According to David,  this is impacting negatively  on the growth  of leather industry.

David appeals to the CBN to ensure to steady  access to foreign exchange and regulate taxes and levies.

He also urges a more effective  fight against insecurity to encourage foreign investment in the industry as well as strengthen war against smuggling to encourage local production of leather products.

For the President, National Union of Textile and Garment Workers of Nigeria, the country does not lack  the desired policies but requires  effective implementation of the policies.

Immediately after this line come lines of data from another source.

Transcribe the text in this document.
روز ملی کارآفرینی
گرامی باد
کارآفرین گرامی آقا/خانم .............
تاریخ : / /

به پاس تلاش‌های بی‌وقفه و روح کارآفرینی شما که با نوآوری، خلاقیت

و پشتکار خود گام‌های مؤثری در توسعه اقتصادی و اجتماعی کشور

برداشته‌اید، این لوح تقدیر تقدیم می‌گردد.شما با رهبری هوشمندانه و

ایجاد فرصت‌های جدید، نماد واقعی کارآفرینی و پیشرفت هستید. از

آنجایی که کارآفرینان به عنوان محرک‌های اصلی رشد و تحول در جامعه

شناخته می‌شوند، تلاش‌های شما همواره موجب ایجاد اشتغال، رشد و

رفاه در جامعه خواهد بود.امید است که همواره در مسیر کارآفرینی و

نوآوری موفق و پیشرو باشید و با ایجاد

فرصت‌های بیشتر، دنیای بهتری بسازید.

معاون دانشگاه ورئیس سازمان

““What is the hope that the target of 2025 will be achieved amidst the challenges of insecurity, inadequate power supply, foreign exchange issues and poor infrastructure?’’ he asks.

Mrs Adaeze Nkoma, the Manager of AOAN Group, a non-metallic company, urges the  Federal Government to encourage investment in the industry by providing soft loans for interested people to start shoe and bag making.

Nkoma is convinced that a conducive atmosphere will boost production and secure investments.

“Government should create entrepreneurship programmes for start-ups, provide soft loans that will boost businesses,’’ she urges.

She suggests that, if realised, the one billion dollars should be channelled into  building houses for communities and providing needed infrastructure to reduce restiveness and enable  companies to operate optimally.

She also urges effective regulation of the industry to ensure standards.

Analysts are optimistic that tackling challenges to leather production will generate more income  and spur Nigeria, one of Africa’s highest producers of leather and finished leather products, into global relevance in terms of leather production.